Jean-Louis Touraine

Madame la ministre de la santé et des sports, un conseiller du président Sarkozy déclarait récemment : « Je ne vois pas de différence entre l'hôpital et l'industrie aéronautique. » C'est bien de cette idéologie que s'inspire votre projet de loi sur l'hôpital, dont nous discutons en ce moment.

Nous n'avons pas le même point de vue : à la différence d'une clinique privée, l'hôpital public ne peut être assimilé ni réduit à une entreprise.
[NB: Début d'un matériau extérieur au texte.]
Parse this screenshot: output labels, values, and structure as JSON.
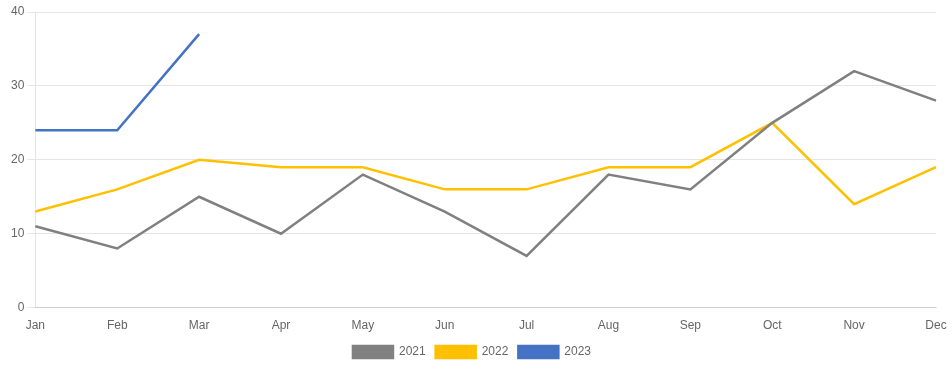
{
  "chart_data": {
    "type": "line",
    "categories": [
      "Jan",
      "Feb",
      "Mar",
      "Apr",
      "May",
      "Jun",
      "Jul",
      "Aug",
      "Sep",
      "Oct",
      "Nov",
      "Dec"
    ],
    "series": [
      {
        "name": "2021",
        "color": "#808080",
        "values": [
          11,
          8,
          15,
          10,
          18,
          13,
          7,
          18,
          16,
          25,
          32,
          28
        ]
      },
      {
        "name": "2022",
        "color": "#FFC000",
        "values": [
          13,
          16,
          20,
          19,
          19,
          16,
          16,
          19,
          19,
          25,
          14,
          19
        ]
      },
      {
        "name": "2023",
        "color": "#4472C4",
        "values": [
          24,
          24,
          37,
          null,
          null,
          null,
          null,
          null,
          null,
          null,
          null,
          null
        ]
      }
    ],
    "ylim": [
      0,
      40
    ],
    "yticks": [
      0,
      10,
      20,
      30,
      40
    ],
    "grid": true,
    "legend": "bottom"
  }
}
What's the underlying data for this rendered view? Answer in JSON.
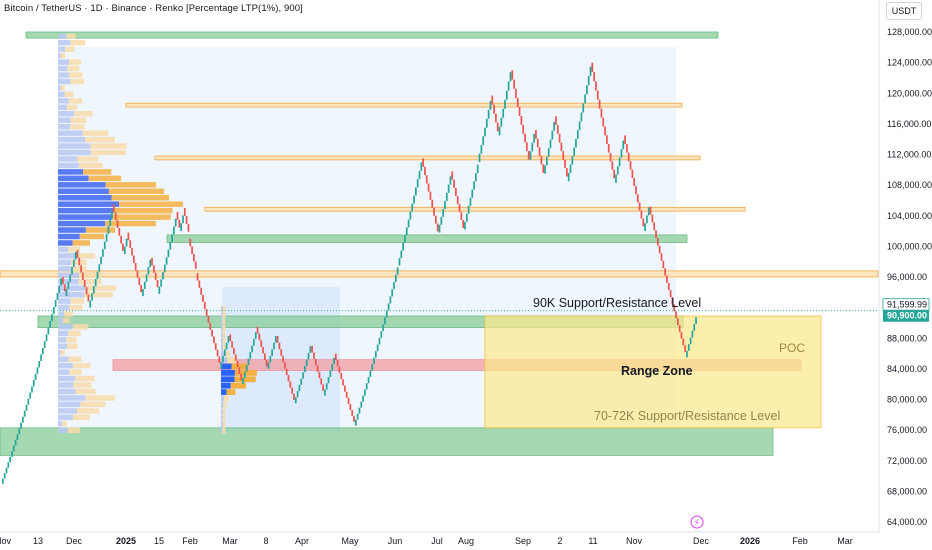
{
  "header": {
    "title": "Bitcoin / TetherUS · 1D · Binance · Renko [Percentage LTP(1%), 900]",
    "currency": "USDT"
  },
  "colors": {
    "up": "#26a69a",
    "down": "#ef5350",
    "green_zone": "#8fcf9f",
    "red_zone": "#f2a2a6",
    "orange_line": "#f7c77a",
    "range_zone": "#fbe98e",
    "vp_blue": "#2962ff",
    "vp_orange": "#f5b042",
    "last_price_bg": "#26a69a"
  },
  "chart_data": {
    "type": "line",
    "title": "Bitcoin / TetherUS · 1D · Binance · Renko [Percentage LTP(1%), 900]",
    "y_axis": {
      "ticks": [
        "64,000.00",
        "68,000.00",
        "72,000.00",
        "76,000.00",
        "80,000.00",
        "84,000.00",
        "88,000.00",
        "92,000.00",
        "96,000.00",
        "100,000.00",
        "104,000.00",
        "108,000.00",
        "112,000.00",
        "116,000.00",
        "120,000.00",
        "124,000.00",
        "128,000.00"
      ],
      "ylim": [
        62000,
        130500
      ],
      "position": "right"
    },
    "x_axis": {
      "ticks": [
        {
          "label": "Nov",
          "bold": false
        },
        {
          "label": "13",
          "bold": false
        },
        {
          "label": "Dec",
          "bold": false
        },
        {
          "label": "2025",
          "bold": true
        },
        {
          "label": "15",
          "bold": false
        },
        {
          "label": "Feb",
          "bold": false
        },
        {
          "label": "Mar",
          "bold": false
        },
        {
          "label": "8",
          "bold": false
        },
        {
          "label": "Apr",
          "bold": false
        },
        {
          "label": "May",
          "bold": false
        },
        {
          "label": "Jun",
          "bold": false
        },
        {
          "label": "Jul",
          "bold": false
        },
        {
          "label": "Aug",
          "bold": false
        },
        {
          "label": "Sep",
          "bold": false
        },
        {
          "label": "2",
          "bold": false
        },
        {
          "label": "11",
          "bold": false
        },
        {
          "label": "Nov",
          "bold": false
        },
        {
          "label": "Dec",
          "bold": false
        },
        {
          "label": "2026",
          "bold": true
        },
        {
          "label": "Feb",
          "bold": false
        },
        {
          "label": "Mar",
          "bold": false
        }
      ]
    },
    "series": [
      {
        "brick_pct": 1,
        "path": [
          [
            0,
            69000
          ],
          [
            1,
            96000
          ],
          [
            2,
            93500
          ],
          [
            3,
            99500
          ],
          [
            4,
            92000
          ],
          [
            5,
            105500
          ],
          [
            6,
            99000
          ],
          [
            7,
            101800
          ],
          [
            8,
            93500
          ],
          [
            9,
            98500
          ],
          [
            10,
            93800
          ],
          [
            11,
            104500
          ],
          [
            12,
            102000
          ],
          [
            13,
            105000
          ],
          [
            14,
            101000
          ],
          [
            15,
            96500
          ],
          [
            16,
            84000
          ],
          [
            17,
            88500
          ],
          [
            18,
            82000
          ],
          [
            19,
            89500
          ],
          [
            20,
            84000
          ],
          [
            21,
            88300
          ],
          [
            22,
            79500
          ],
          [
            23,
            87000
          ],
          [
            24,
            80500
          ],
          [
            25,
            86000
          ],
          [
            26,
            76600
          ],
          [
            27,
            97500
          ],
          [
            28,
            111500
          ],
          [
            29,
            101800
          ],
          [
            30,
            109800
          ],
          [
            31,
            102200
          ],
          [
            32,
            111000
          ],
          [
            33,
            119700
          ],
          [
            34,
            114500
          ],
          [
            35,
            123000
          ],
          [
            36,
            111300
          ],
          [
            37,
            115200
          ],
          [
            38,
            109500
          ],
          [
            39,
            117000
          ],
          [
            40,
            108500
          ],
          [
            41,
            124000
          ],
          [
            42,
            112200
          ],
          [
            43,
            108300
          ],
          [
            44,
            114500
          ],
          [
            45,
            102000
          ],
          [
            46,
            105200
          ],
          [
            47,
            85500
          ],
          [
            48,
            91600
          ]
        ]
      }
    ],
    "last_price": "91,599.99",
    "secondary_price": "90,900.00",
    "zones": [
      {
        "kind": "green",
        "y0": 127200,
        "y1": 128000
      },
      {
        "kind": "orange",
        "y0": 118200,
        "y1": 118700
      },
      {
        "kind": "orange",
        "y0": 111300,
        "y1": 111800
      },
      {
        "kind": "orange",
        "y0": 104600,
        "y1": 105100
      },
      {
        "kind": "green",
        "y0": 100500,
        "y1": 101500
      },
      {
        "kind": "orange",
        "y0": 96000,
        "y1": 96800
      },
      {
        "kind": "green",
        "y0": 89400,
        "y1": 90900
      },
      {
        "kind": "red",
        "y0": 83800,
        "y1": 85200
      },
      {
        "kind": "green",
        "y0": 72700,
        "y1": 76300
      },
      {
        "kind": "range",
        "y0": 76300,
        "y1": 90900
      }
    ],
    "volume_profile": [
      {
        "levels": 62,
        "y0": 75500,
        "y1": 127800
      },
      {
        "levels": 20,
        "y0": 75500,
        "y1": 92200
      }
    ],
    "annotations": [
      {
        "text": "90K Support/Resistance Level",
        "kind": "label"
      },
      {
        "text": "POC",
        "kind": "label"
      },
      {
        "text": "Range Zone",
        "kind": "label"
      },
      {
        "text": "70-72K Support/Resistance Level",
        "kind": "label"
      }
    ]
  }
}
Grâce à d'autres valeurs, l'hôpital public se portait bien sous le gouvernement Jospin (Applaudissements sur plusieurs bancs du groupe SRC – Rires et exclamations sur les bancs du groupe UMP), et notre système de santé, qui offrait à tous des soins de qualité, était classé premier du monde. Depuis cette époque, nous avons régressé au huitième ou au dixième rang.

L'hôpital contribue chaque jour davantage à l'offre nécessaire de soins. Mais le budget qui lui est alloué est insuffisant. La part des budgets hospitaliers dans les dépenses de santé diminue, tombant à 50 milliards d'euros sur 157. Or, madame la ministre, il n'est pas raisonnable de prétendre remédier à cette insuffisance en modifiant la seule gouvernance. Le transfert aux cliniques privées de certaines missions de service public n'est pas non plus une solution. Selon 89 % des Français, l'hôpital manque de moyens financiers et humains. Il serait dramatique de soumettre les directeurs d'hôpitaux à des contraintes budgétaires excessives et de les forcer ainsi à réduire les effectifs du personnel soignant, rognant du même coup sur la qualité et la sécurité des soins.

Accepteriez-vous, madame la ministre, de privilégier l'intérêt du malade par rapport à la logique comptable ? Pourrions-nous substituer ensemble à ce triste projet de contre-réforme une véritable réforme, généreuse et respectueuse de l'inspiration sociale qui animait le Conseil national de la Résistance lorsqu'il créa la Sécurité sociale, comme de la philosophie moderniste de la réforme hospitalière de 1958 ?

Réponse de la Ministre :

Monsieur Touraine, vous avez raison : notre hôpital a besoin de moyens ; il a aussi besoin d'organisation.

Il a besoin de moyens, et nous avons les dépenses hospitalières les plus élevées au monde. Dans le contexte de difficultés économiques que nous connaissons, nous avons fixé un objectif d'augmentation de ces dépenses de 3,1 %, dont je tiens à signaler qu'il est particulièrement favorable à ce qui constitue le joyau de notre système de santé : l'hôpital public.

Ainsi, j'ai voulu que la tarification à l'activité – de 30 à 40 % plus avantageuse pour l'hôpital public par rapport aux cliniques privées – connaisse à nouveau une série de modifications, grâce à l'instauration d'un coefficient de sévérité et d'un coefficient de précarité, lui aussi particulièrement favorable à l'hôpital public.

J'ai également décidé d'augmenter de près de 5 % la dotation des missions d'intérêt général, afin qu'elles prennent en compte les spécificités de l'hôpital public. J'ai en outre voulu que le plan d'investissement pour l'hôpital, en particulier pour l'hôpital public, représente 10 milliards d'euros, afin que nous puissions donner à notre hôpital, surtout public, les moyens dont il a besoin.

Mais vous avez tort d'opposer les moyens et l'organisation : notre hôpital public a besoin de moyens et nous les lui donnons.